Так что есть ли чего нам страшиться? Кроме, конечно, крадущихся шагов за спиной. Обернусь я или нет – зависит от концентрации летучих отравляющих веществ в том воздухе, что набираю изорванными лёгкими в треснувших прутьях рёбер. Хватит ли мне этого на предсмертную эйфорию? Не знаю.

13.11.01
Я (счастливое число)


От: ZELLA (для HTM – self-about)

ПОСЛЕСЛОВИЕ

Что сказать? Я ЕСТЬ, и больше ничего нет, а это значит, что мой мир стоИт – и стОит того, чтобы не быть увиденным теми, у кого глаза, как потные липкие ладошки.

Я доигрываю последний акт трагикомедии, и лишь маленький поворот колеса Сансары отделяет меня от НЕ-бытия. Ну подтолкните ж его кто-нибудь! К сожалению, вряд ли это кому-то под силу.

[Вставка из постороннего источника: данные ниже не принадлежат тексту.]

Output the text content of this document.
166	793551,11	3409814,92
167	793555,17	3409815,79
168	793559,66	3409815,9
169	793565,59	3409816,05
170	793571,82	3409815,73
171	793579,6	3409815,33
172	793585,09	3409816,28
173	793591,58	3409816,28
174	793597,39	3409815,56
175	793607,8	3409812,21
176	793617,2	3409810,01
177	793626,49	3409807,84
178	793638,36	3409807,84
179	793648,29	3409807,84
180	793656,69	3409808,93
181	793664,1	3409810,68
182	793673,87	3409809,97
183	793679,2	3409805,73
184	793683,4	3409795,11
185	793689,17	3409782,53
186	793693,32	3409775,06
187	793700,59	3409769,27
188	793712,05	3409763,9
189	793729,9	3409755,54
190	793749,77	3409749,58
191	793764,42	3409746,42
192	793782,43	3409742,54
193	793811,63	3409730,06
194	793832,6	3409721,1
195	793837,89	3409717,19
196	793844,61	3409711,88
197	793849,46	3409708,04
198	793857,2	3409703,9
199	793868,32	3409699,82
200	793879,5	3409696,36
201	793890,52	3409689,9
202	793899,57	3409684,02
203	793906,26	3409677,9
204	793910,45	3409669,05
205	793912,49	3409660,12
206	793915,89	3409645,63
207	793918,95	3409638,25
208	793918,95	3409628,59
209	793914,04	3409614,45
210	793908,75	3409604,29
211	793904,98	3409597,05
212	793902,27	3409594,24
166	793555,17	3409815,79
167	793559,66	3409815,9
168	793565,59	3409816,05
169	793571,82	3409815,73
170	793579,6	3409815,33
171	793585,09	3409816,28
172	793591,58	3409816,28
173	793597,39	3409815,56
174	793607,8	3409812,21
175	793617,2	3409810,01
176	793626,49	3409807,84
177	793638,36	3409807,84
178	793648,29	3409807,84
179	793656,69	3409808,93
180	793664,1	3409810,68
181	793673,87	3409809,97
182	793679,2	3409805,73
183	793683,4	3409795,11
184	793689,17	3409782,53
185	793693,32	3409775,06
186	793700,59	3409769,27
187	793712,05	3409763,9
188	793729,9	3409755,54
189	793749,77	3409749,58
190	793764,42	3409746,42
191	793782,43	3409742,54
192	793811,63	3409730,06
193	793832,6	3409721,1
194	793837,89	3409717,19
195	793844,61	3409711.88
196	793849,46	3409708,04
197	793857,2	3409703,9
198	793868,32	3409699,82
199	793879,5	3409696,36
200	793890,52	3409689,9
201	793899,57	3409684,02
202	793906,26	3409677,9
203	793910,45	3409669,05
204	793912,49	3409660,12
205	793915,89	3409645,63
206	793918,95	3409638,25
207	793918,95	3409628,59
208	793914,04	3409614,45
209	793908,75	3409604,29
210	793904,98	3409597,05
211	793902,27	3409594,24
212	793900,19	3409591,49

Реальность уже дышит мне в затылок горячими вздохами, но я не сгибаюсь, даже чувствуя её острые когти на своих плечах. Чем я не рыцарь в тигровой шкуре?

А ведь и правда, на рыцаря я мало похожа. Да и на охотника на слонов тоже. Мои слова не большие и неуклюжие (хотя слоны очень даже «уклюжие»), они скорее похожи на полуптиц-полурыб. В том и трагедия, что среда их обитания не определена. Они задыхаются на земле и захлёбываются в воде. Но зато ОНИ ЛЕТАЮТ!!!

Бред сивой кобылы… Это мои дети, какие-никакие, но для меня – самые лучшие на свете. В каждом ребёнке есть что-то от родителя, но, родившись, он становится самостоятельным существом, и с тех пор судьбы отцов и детей начинают плавно, но неумолимо расходиться.

Комедия же во мне самой. Я – паяц с тысячью лиц, забывший, какое из них – настоящее. Что может быть смешнее?

Слова внезапно кончились.

Сны скончались.

Пожалуйста, Requiem Моцарта.


Хм…

Я – гений, завидующий сам себе.

Я – глупец, стыдящийся сам себя.

ТатьЯна.


От: MARSTEM (утром на практике по БД)

«Венди, I can fly!» – непонятно почему произнесла полуптица-полурыба за секунду до того, как жующие попкорн зрители смогли лицезреть последовавшую за смачным звуком шлепка кляксу, появившуюся на грязной драпировке сцены и обделавшую их с ног до головы приторным киселем.

«Эх, болезная», – вздохнул старец на заднем ряду. И посчитал нужным добавить: «Мать её!» – затем вернулся к своему прежнему занятию – созерцанию свежего номера Playboy’я.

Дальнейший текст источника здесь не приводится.